Stout explores the well-known flash points of Cather criticism in the last twenty-five years: cross-dressing, lesbianism, misogyny, crude racism, complicity in late imperialism. Her tactics are generally additive, not reductive, expanding cultural contexts rather than taking sides on questions of the "real" Willa Cather. Thus, for example, she refers Cather's youthful mannish rebellion of the late 1880s and early 1890s not only to "emerging lesbianism" but also to "the markings by which the New Woman was then being defined, available to her in the national magazines that [End Page 1037] her family purchased and kept." Such circumspection is unarguably fair-minded, and the extensive contextualizing that produces it provides a useful corrective to more idiosyncratic, selective readings. On the other hand, Stout's calmly reasonable analysis can be even-handed to the point of anticlimax, as it is occasionally in her discussion of Cather's inconsistent anti-Semitism, which concludes fatalistically that for Cather "the world was too complex to yield easy answers"--surely an evasive easy answer itself to the artistic and psychological puzzle of Cather's powerful, simple prejudices and loyalties.

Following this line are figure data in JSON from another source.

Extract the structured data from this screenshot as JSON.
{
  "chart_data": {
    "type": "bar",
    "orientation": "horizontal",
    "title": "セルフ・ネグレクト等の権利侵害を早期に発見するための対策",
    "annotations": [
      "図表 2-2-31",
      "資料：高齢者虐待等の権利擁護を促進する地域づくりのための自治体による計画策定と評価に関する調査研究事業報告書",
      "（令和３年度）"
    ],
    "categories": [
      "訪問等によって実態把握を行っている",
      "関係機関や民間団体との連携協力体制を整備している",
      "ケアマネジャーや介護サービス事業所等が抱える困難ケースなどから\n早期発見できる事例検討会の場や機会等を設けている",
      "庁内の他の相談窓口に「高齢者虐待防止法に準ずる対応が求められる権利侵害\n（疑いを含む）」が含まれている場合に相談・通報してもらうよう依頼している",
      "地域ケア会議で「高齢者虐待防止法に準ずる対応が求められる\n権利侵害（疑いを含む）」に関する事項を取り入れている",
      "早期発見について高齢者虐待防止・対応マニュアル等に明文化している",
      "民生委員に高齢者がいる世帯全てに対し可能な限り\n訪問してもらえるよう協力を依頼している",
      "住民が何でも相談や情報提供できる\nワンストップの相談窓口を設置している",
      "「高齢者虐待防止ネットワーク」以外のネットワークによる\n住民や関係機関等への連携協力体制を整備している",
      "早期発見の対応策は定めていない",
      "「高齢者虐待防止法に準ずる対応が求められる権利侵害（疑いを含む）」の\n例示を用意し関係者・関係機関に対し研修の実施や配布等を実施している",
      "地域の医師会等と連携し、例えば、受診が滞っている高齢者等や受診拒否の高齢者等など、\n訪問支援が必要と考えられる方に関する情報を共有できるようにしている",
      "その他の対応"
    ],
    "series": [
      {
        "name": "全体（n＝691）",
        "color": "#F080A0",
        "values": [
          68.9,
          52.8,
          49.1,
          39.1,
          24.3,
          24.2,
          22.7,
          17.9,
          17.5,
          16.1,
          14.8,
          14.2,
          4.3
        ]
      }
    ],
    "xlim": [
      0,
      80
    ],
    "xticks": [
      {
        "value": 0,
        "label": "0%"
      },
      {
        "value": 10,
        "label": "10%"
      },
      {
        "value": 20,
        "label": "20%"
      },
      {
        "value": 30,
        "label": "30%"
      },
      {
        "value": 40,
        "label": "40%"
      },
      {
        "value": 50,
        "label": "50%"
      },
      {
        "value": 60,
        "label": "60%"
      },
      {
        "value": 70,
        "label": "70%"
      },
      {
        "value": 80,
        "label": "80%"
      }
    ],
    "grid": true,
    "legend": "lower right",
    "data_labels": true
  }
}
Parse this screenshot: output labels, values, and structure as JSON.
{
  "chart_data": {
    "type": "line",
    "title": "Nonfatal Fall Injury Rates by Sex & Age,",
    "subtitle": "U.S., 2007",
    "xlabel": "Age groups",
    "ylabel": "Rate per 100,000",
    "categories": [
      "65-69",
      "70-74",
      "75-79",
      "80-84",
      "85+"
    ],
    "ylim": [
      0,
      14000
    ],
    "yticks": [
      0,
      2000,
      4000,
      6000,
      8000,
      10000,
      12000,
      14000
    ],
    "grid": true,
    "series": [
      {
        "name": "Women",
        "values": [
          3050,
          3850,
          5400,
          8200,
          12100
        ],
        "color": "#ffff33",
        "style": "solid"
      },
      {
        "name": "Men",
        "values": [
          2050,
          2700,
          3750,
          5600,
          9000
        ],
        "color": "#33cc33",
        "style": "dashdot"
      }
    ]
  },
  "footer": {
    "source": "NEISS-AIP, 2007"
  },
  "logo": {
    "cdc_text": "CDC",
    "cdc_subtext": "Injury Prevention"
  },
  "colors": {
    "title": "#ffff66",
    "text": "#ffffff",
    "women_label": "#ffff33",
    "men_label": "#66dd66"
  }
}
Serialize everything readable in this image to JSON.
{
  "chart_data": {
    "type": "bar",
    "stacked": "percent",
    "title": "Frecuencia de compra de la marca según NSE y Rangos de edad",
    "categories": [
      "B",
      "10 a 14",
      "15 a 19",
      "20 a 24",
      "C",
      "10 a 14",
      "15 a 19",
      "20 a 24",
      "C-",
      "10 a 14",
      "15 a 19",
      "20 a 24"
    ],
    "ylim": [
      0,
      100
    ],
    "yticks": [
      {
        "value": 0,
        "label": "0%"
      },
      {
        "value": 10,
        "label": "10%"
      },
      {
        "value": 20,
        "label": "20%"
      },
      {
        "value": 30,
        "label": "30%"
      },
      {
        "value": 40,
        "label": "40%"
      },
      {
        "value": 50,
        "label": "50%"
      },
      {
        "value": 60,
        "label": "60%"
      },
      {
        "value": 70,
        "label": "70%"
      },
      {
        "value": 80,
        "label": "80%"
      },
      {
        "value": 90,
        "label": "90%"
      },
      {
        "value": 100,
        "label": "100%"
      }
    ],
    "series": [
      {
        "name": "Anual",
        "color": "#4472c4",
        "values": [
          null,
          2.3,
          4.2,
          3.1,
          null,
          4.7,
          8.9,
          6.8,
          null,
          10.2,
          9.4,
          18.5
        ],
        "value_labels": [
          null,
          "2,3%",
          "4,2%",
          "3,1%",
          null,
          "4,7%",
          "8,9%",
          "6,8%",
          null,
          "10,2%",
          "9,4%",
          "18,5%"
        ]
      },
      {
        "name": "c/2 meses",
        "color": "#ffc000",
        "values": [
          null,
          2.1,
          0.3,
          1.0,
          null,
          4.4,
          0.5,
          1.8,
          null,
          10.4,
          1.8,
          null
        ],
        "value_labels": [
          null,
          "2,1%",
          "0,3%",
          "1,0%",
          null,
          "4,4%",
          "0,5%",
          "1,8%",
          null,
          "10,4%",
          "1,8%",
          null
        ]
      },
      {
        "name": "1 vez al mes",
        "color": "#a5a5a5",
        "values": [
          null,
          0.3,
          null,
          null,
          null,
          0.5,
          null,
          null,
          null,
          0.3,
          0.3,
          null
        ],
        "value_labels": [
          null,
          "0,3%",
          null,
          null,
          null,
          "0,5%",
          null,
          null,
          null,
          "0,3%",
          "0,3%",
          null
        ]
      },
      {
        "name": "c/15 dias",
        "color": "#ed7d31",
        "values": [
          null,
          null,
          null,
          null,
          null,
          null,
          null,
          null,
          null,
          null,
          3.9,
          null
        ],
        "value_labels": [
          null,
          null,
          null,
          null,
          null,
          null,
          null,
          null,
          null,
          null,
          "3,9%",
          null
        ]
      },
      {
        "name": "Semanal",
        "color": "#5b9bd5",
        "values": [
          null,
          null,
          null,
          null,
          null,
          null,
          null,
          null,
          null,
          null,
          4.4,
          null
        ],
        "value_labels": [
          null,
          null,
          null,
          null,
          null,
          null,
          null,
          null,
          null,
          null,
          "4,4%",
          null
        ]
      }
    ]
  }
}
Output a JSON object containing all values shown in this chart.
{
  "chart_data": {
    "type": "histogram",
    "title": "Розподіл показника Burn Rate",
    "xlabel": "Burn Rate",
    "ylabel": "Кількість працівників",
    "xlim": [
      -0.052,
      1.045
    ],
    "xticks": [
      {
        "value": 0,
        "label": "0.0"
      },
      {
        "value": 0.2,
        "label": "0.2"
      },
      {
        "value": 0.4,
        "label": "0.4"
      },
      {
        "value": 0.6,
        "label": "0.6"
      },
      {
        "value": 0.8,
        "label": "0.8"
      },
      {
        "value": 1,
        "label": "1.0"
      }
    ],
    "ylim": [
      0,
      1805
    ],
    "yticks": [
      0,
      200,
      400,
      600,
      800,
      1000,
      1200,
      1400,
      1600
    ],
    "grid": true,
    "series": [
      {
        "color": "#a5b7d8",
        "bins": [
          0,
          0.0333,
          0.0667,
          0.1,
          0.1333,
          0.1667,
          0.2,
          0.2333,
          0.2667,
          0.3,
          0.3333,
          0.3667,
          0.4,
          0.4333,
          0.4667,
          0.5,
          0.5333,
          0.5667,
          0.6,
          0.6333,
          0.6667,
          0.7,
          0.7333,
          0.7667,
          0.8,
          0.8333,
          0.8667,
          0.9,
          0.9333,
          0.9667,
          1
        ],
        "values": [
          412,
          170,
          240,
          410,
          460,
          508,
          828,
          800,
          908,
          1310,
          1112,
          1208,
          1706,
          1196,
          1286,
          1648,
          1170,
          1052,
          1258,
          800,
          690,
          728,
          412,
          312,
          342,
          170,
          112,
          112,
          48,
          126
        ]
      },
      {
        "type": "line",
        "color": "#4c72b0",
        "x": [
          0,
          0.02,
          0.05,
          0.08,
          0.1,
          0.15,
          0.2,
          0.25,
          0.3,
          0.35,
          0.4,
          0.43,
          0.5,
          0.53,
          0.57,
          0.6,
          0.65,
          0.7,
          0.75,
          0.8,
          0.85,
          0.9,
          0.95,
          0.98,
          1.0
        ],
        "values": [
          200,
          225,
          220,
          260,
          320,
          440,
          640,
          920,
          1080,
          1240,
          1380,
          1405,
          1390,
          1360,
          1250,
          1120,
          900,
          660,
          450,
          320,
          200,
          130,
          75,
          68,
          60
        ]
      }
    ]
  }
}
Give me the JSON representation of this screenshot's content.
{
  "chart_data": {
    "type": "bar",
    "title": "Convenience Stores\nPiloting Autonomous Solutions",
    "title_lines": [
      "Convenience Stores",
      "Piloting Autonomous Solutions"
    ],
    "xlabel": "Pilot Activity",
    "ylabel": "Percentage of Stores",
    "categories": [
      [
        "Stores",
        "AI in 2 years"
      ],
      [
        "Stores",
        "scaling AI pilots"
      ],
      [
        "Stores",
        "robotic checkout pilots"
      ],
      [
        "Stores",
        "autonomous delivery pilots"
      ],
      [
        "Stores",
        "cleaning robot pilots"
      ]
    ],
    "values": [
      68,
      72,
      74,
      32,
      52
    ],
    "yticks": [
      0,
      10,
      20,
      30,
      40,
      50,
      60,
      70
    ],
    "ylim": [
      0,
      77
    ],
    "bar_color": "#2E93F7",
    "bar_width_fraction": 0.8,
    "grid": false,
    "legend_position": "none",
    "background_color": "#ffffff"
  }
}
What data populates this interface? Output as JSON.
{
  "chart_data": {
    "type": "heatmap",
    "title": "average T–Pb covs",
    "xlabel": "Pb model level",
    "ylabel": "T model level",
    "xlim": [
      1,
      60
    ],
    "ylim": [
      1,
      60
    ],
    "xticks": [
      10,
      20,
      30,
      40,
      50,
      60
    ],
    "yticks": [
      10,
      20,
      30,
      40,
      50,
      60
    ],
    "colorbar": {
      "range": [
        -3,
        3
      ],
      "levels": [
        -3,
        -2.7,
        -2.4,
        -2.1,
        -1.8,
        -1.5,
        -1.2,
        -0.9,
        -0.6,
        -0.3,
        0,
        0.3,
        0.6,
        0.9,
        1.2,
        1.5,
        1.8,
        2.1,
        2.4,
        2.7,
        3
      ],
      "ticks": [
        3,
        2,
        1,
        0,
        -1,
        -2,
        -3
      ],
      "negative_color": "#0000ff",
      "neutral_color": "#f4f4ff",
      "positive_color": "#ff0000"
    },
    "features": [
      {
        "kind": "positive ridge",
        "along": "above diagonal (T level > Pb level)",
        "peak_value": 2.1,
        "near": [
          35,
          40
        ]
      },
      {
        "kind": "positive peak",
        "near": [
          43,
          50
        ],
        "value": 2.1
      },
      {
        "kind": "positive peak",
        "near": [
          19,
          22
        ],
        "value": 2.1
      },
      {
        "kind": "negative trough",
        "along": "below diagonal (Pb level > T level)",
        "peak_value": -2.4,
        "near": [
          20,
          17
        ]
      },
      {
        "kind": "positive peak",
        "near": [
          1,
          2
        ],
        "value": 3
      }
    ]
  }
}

On the whole, though, Stout's care and honesty pay off, and The Writer and Her World is a valuably comprehensive work. Stout writes most excitingly when she tracks her own deeply felt interests, as in her intermittent but coherently illuminating analysis of Cather's persistent occlusions and misreadings of Native Americans, weaving through the novels from O Pioneers! to Death Comes for the Archbishop. This thread is itself an important contribution to Cather scholarship, discovering in some unsuspected places a great American cultural anxiety and its repression. And the strength of Stout's reading lies in her personal alliance here with a dissenting voice in Willa Cather, a nearly silenced voice that found intolerable the unjust discourse of nation and race that her other, louder voices nonetheless vigorously deployed.